Still, even here, Bradley transfixed the house with his farewell performance as an actor playing the role of the Grand Inquisitor in Dostoevsky’s The Brothers Karamazov. Dressed in a floor-length monk’s habit, he carefully lights the candles in the cell where he will take his leave of the role, the theatre, the audience and his own career.

In a programme note, Crane discusses the extended moment of crisis in Dostoevsky, the comedy of waiting for death in both the novelist’s fictions and his own life. So the actor’s performance becomes a perilous undertaking in itself, a jazz improvisation in which – are we ready for this, Bradley asks – Dostoevsky meets Dizzy Gillespie.

Dying on stage has a double meaning and sometimes dying off, too.

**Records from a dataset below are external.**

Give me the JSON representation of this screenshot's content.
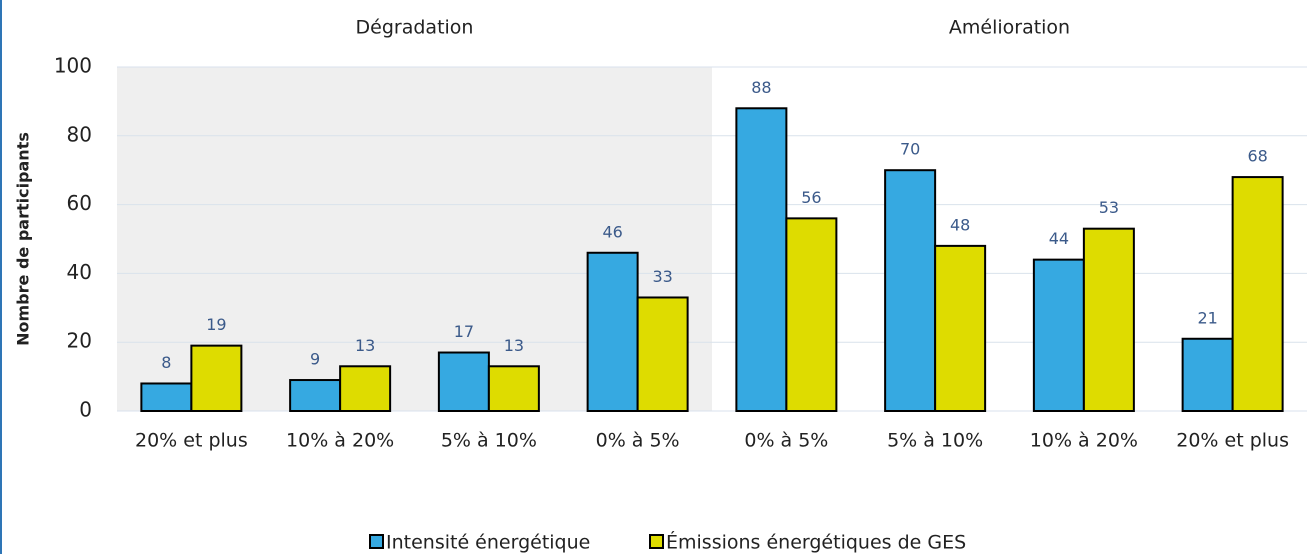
{
  "chart_data": {
    "type": "bar",
    "y_label": "Nombre de participants",
    "groups": [
      {
        "name": "Dégradation",
        "categories": [
          "20% et plus",
          "10% à 20%",
          "5% à 10%",
          "0% à 5%"
        ]
      },
      {
        "name": "Amélioration",
        "categories": [
          "0% à 5%",
          "5% à 10%",
          "10% à 20%",
          "20% et plus"
        ]
      }
    ],
    "series": [
      {
        "name": "Intensité énergétique",
        "color": "#36a9e1",
        "values": [
          8,
          9,
          17,
          46,
          88,
          70,
          44,
          21
        ]
      },
      {
        "name": "Émissions énergétiques de GES",
        "color": "#dedc00",
        "values": [
          19,
          13,
          13,
          33,
          56,
          48,
          53,
          68
        ]
      }
    ],
    "ylim": [
      0,
      100
    ],
    "yticks": [
      0,
      20,
      40,
      60,
      80,
      100
    ],
    "grid": true,
    "legend": "bottom"
  }
}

One critic dropped dead in the street after attending a performance of Whose Life Is It Anyway? And when Tommy Cooper collapsed on stage in the ironically titled show Live From Her Majesty’s on television in 1984, the audience killed themselves laughing while the dead comic’s huge feet protruded from beneath the plush red curtains.

“Put out the light, and then put out the light,” says Othello as a prelude to murdering Desdemona. Bradley’s candle-lit inquisitor is spending his last night on earth with the audience, rather than with the man he has condemned to death. His attention shifts from the plot to the whole of humanity.

The mordancy and terror of this situation is beautifully conveyed in a performance of deft philosophical contemplation by an actor at the peak of his powers and in full control of his considerable art. But you’d not know that to watch him, necessarily. “How does he do that?” you say to yourself as you leave the theatre. It’s a master class in deception.